Southern California home sales dive as buyers exit
SAN FRANCISCO |
SAN FRANCISCO (Reuters) - Home sales in Southern California sank to their lowest in nearly two decades in December as buyers were sidelined or dropped out of the market because they could not obtain mortgages, according to a report released on Tuesday.
A total of 13,240 new and resale houses and condominiums were sold in Southern California last month, up 0.5 percent from November and down 45.3 percent from a year earlier, according to the DataQuick Information Systems report.
"Last month's sales were by far the lowest for any December in DataQuick's statistics, which go back to 1988," the real estate information service firm said of its findings for California's most populous region, which it defines as Los Angeles, Orange, San Diego, Riverside, San Bernardino and Ventura counties.
"The sales count was 23.5 percent below the previous December low of 17,272 in 1990," the report by La Jolla, California-based DataQuick added.
Anxiety among buyers and difficulty in obtaining so-called jumbo mortgages, or loans for more than $417,000, continued to weigh on the pricey regional housing market's sales, particularly of higher-priced homes, according to DataQuick.
Home sales in the region, one of the hottest U.S. residential property markets during the recent housing boom, have been declining from year-earlier levels since October 2005.
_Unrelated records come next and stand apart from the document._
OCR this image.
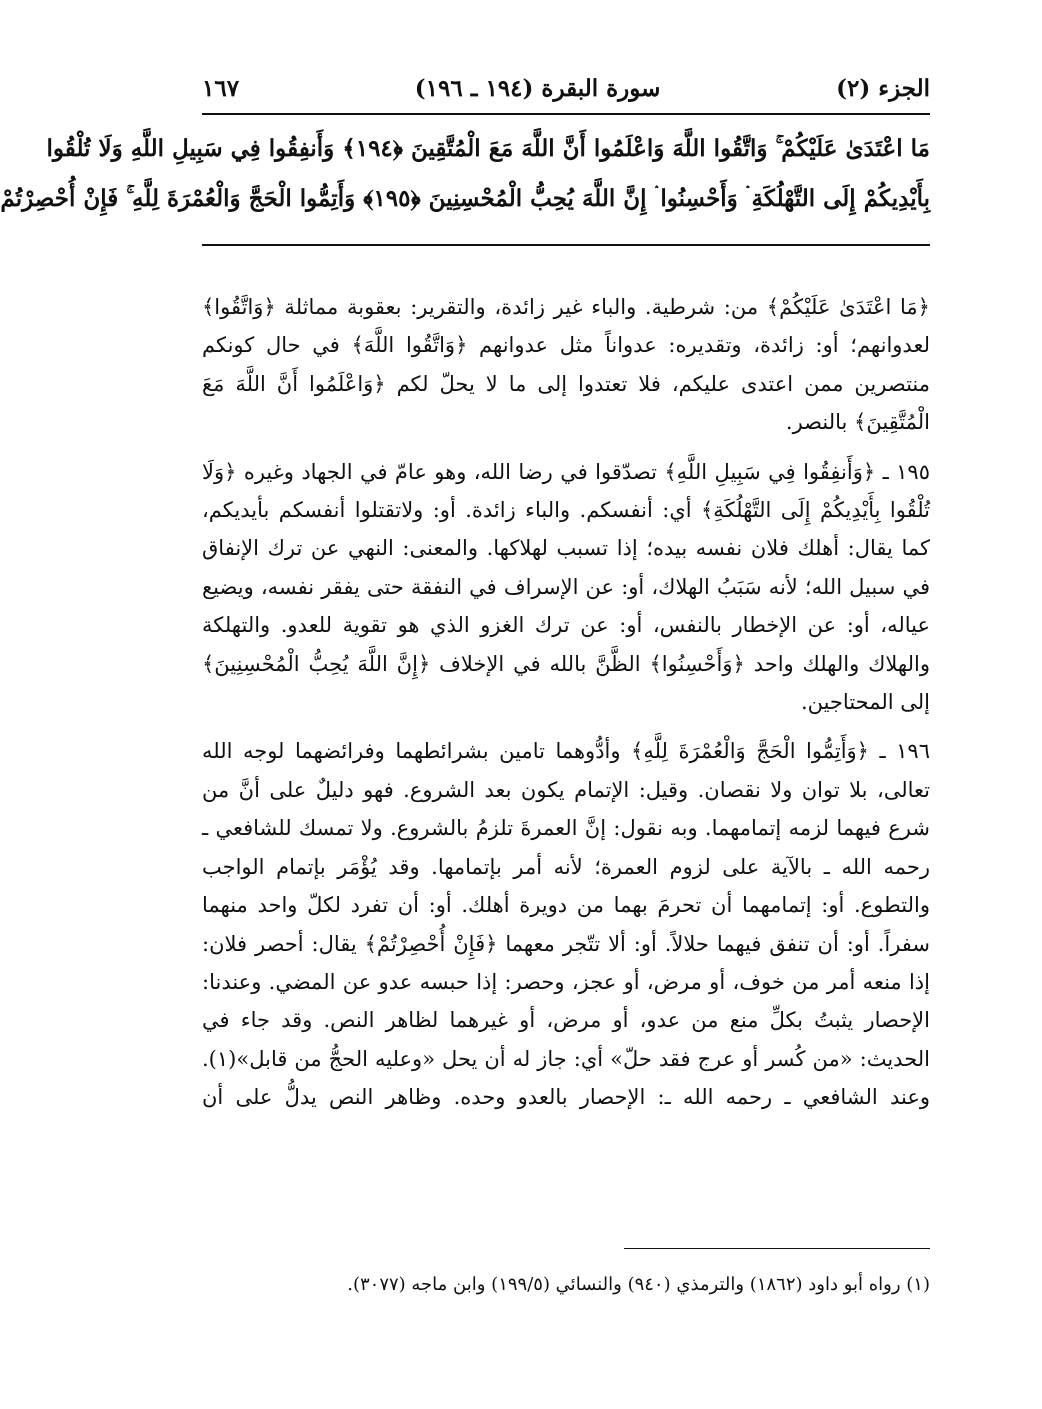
الجزء (٢)
سورة البقرة (١٩٤ ـ ١٩٦)
١٦٧

مَا اعْتَدَىٰ عَلَيْكُمْ ۚ وَاتَّقُوا اللَّهَ وَاعْلَمُوا أَنَّ اللَّهَ مَعَ الْمُتَّقِينَ ﴿١٩٤﴾ وَأَنفِقُوا فِي سَبِيلِ اللَّهِ وَلَا تُلْقُوا

بِأَيْدِيكُمْ إِلَى التَّهْلُكَةِ ۛ وَأَحْسِنُوا ۛ إِنَّ اللَّهَ يُحِبُّ الْمُحْسِنِينَ ﴿١٩٥﴾ وَأَتِمُّوا الْحَجَّ وَالْعُمْرَةَ لِلَّهِ ۚ فَإِنْ أُحْصِرْتُمْ

﴿مَا اعْتَدَىٰ عَلَيْكُمْ﴾ من: شرطية. والباء غير زائدة، والتقرير: بعقوبة مماثلة ﴿وَاتَّقُوا﴾ لعدوانهم؛ أو: زائدة، وتقديره: عدواناً مثل عدوانهم ﴿وَاتَّقُوا اللَّهَ﴾ في حال كونكم منتصرين ممن اعتدى عليكم، فلا تعتدوا إلى ما لا يحلّ لكم ﴿وَاعْلَمُوا أَنَّ اللَّهَ مَعَ الْمُتَّقِينَ﴾ بالنصر.

١٩٥ ـ ﴿وَأَنفِقُوا فِي سَبِيلِ اللَّهِ﴾ تصدّقوا في رضا الله، وهو عامّ في الجهاد وغيره ﴿وَلَا تُلْقُوا بِأَيْدِيكُمْ إِلَى التَّهْلُكَةِ﴾ أي: أنفسكم. والباء زائدة. أو: ولاتقتلوا أنفسكم بأيديكم، كما يقال: أهلك فلان نفسه بيده؛ إذا تسبب لهلاكها. والمعنى: النهي عن ترك الإنفاق في سبيل الله؛ لأنه سَبَبُ الهلاك، أو: عن الإسراف في النفقة حتى يفقر نفسه، ويضيع عياله، أو: عن الإخطار بالنفس، أو: عن ترك الغزو الذي هو تقوية للعدو. والتهلكة والهلاك والهلك واحد ﴿وَأَحْسِنُوا﴾ الظَّنَّ بالله في الإخلاف ﴿إِنَّ اللَّهَ يُحِبُّ الْمُحْسِنِينَ﴾ إلى المحتاجين.

١٩٦ ـ ﴿وَأَتِمُّوا الْحَجَّ وَالْعُمْرَةَ لِلَّهِ﴾ وأدُّوهما تامين بشرائطهما وفرائضهما لوجه الله تعالى، بلا توان ولا نقصان. وقيل: الإتمام يكون بعد الشروع. فهو دليلٌ على أنَّ من شرع فيهما لزمه إتمامهما. وبه نقول: إنَّ العمرةَ تلزمُ بالشروع. ولا تمسك للشافعي ـ رحمه الله ـ بالآية على لزوم العمرة؛ لأنه أمر بإتمامها. وقد يُؤْمَر بإتمام الواجب والتطوع. أو: إتمامهما أن تحرمَ بهما من دويرة أهلك. أو: أن تفرد لكلّ واحد منهما سفراً. أو: أن تنفق فيهما حلالاً. أو: ألا تتّجر معهما ﴿فَإِنْ أُحْصِرْتُمْ﴾ يقال: أحصر فلان: إذا منعه أمر من خوف، أو مرض، أو عجز، وحصر: إذا حبسه عدو عن المضي. وعندنا: الإحصار يثبتُ بكلِّ منع من عدو، أو مرض، أو غيرهما لظاهر النص. وقد جاء في الحديث: «من كُسر أو عرج فقد حلّ» أي: جاز له أن يحل «وعليه الحجُّ من قابل»(١). وعند الشافعي ـ رحمه الله ـ: الإحصار بالعدو وحده. وظاهر النص يدلُّ على أن

(١) رواه أبو داود (١٨٦٢) والترمذي (٩٤٠) والنسائي (١٩٩/٥) وابن ماجه (٣٠٧٧).
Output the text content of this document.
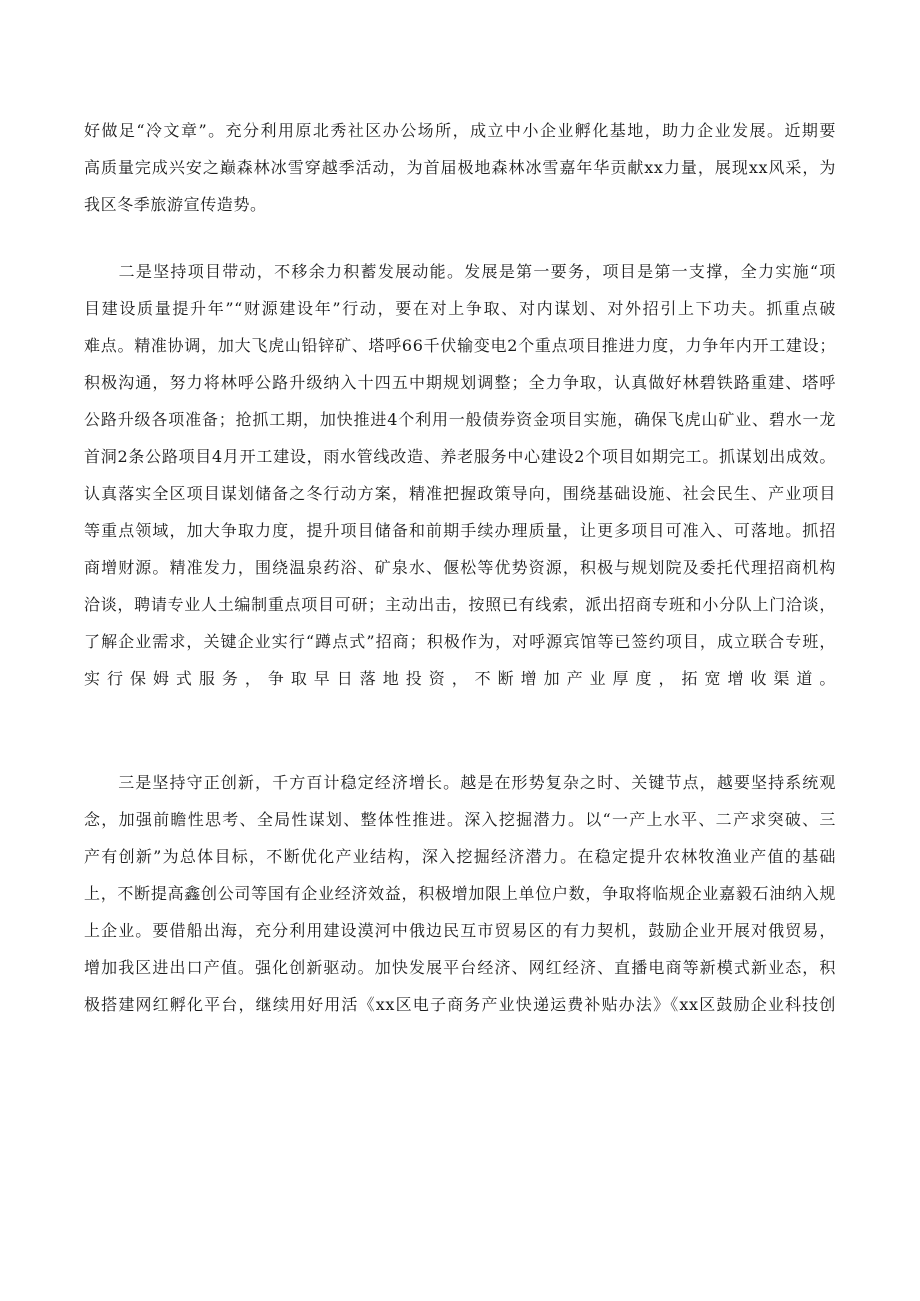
好做足“冷文章”。充分利用原北秀社区办公场所，成立中小企业孵化基地，助力企业发展。近期要
高质量完成兴安之巅森林冰雪穿越季活动，为首届极地森林冰雪嘉年华贡献xx力量，展现xx风采，为
我区冬季旅游宣传造势。
　　二是坚持项目带动，不移余力积蓄发展动能。发展是第一要务，项目是第一支撑，全力实施“项
目建设质量提升年”“财源建设年”行动，要在对上争取、对内谋划、对外招引上下功夫。抓重点破
难点。精准协调，加大飞虎山铅锌矿、塔呼66千伏输变电2个重点项目推进力度，力争年内开工建设；
积极沟通，努力将林呼公路升级纳入十四五中期规划调整；全力争取，认真做好林碧铁路重建、塔呼
公路升级各项准备；抢抓工期，加快推进4个利用一般债券资金项目实施，确保飞虎山矿业、碧水一龙
首洞2条公路项目4月开工建设，雨水管线改造、养老服务中心建设2个项目如期完工。抓谋划出成效。
认真落实全区项目谋划储备之冬行动方案，精准把握政策导向，围绕基础设施、社会民生、产业项目
等重点领域，加大争取力度，提升项目储备和前期手续办理质量，让更多项目可准入、可落地。抓招
商增财源。精准发力，围绕温泉药浴、矿泉水、偃松等优势资源，积极与规划院及委托代理招商机构
洽谈，聘请专业人土编制重点项目可研；主动出击，按照已有线索，派出招商专班和小分队上门洽谈，
了解企业需求，关键企业实行“蹲点式”招商；积极作为，对呼源宾馆等已签约项目，成立联合专班，
实行保姆式服务，争取早日落地投资，不断增加产业厚度，拓宽增收渠道。
　　三是坚持守正创新，千方百计稳定经济增长。越是在形势复杂之时、关键节点，越要坚持系统观
念，加强前瞻性思考、全局性谋划、整体性推进。深入挖掘潜力。以“一产上水平、二产求突破、三
产有创新”为总体目标，不断优化产业结构，深入挖掘经济潜力。在稳定提升农林牧渔业产值的基础
上，不断提高鑫创公司等国有企业经济效益，积极增加限上单位户数，争取将临规企业嘉毅石油纳入规
上企业。要借船出海，充分利用建设漠河中俄边民互市贸易区的有力契机，鼓励企业开展对俄贸易，
增加我区进出口产值。强化创新驱动。加快发展平台经济、网红经济、直播电商等新模式新业态，积
极搭建网红孵化平台，继续用好用活《xx区电子商务产业快递运费补贴办法》《xx区鼓励企业科技创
The median price paid for a home in the region last month was $425,000, its lowest level in nearly three years and down 2.4 percent from November and 13.3 percent from a year earlier. Prices have fallen 15.8 percent from the peak during the spring and summer.
Jumbo mortgages were used to finance about 22 percent of home sales in Southern California last month, down from nearly 40 percent before the credit crunch began in August, DataQuick said.
"It looks like anybody who can is waiting this thing out," said Marshall Prentice, DataQuick's president.
Home buyers firmly expect the region's home prices to fall further as recession fears build, said Tim Sullivan, president of Sullivan Group Real Estate Advisors, a San Diego-headquartered real estate consulting firm.
"It's not even anxiety. It's disbelief," Sullivan said. "Buyers aren't believing in the market so they're sitting still ... There's no confidence in the market, where there was unbridled confidence in the market in 2004 and 2005."
Home sales fell the most in Southern California last month in San Bernardino County -- down 54.8 percent from a year earlier. Many homes in the county were purchased in recent years by subprime borrowers with patchy credit who took on risky adjustable-rate mortgages, and now the area is among the hardest hit in terms of foreclosures.
Rates on the loans have been adjusting upward, making monthly mortgage payments too expensive for many borrowers.
Prices in neighboring Riverside County posted the region's biggest drop in December from a year earlier, down 17.8 percent to $355,000.
Riverside County is also suffering a surge in foreclosures stemming from rising mortgage rates.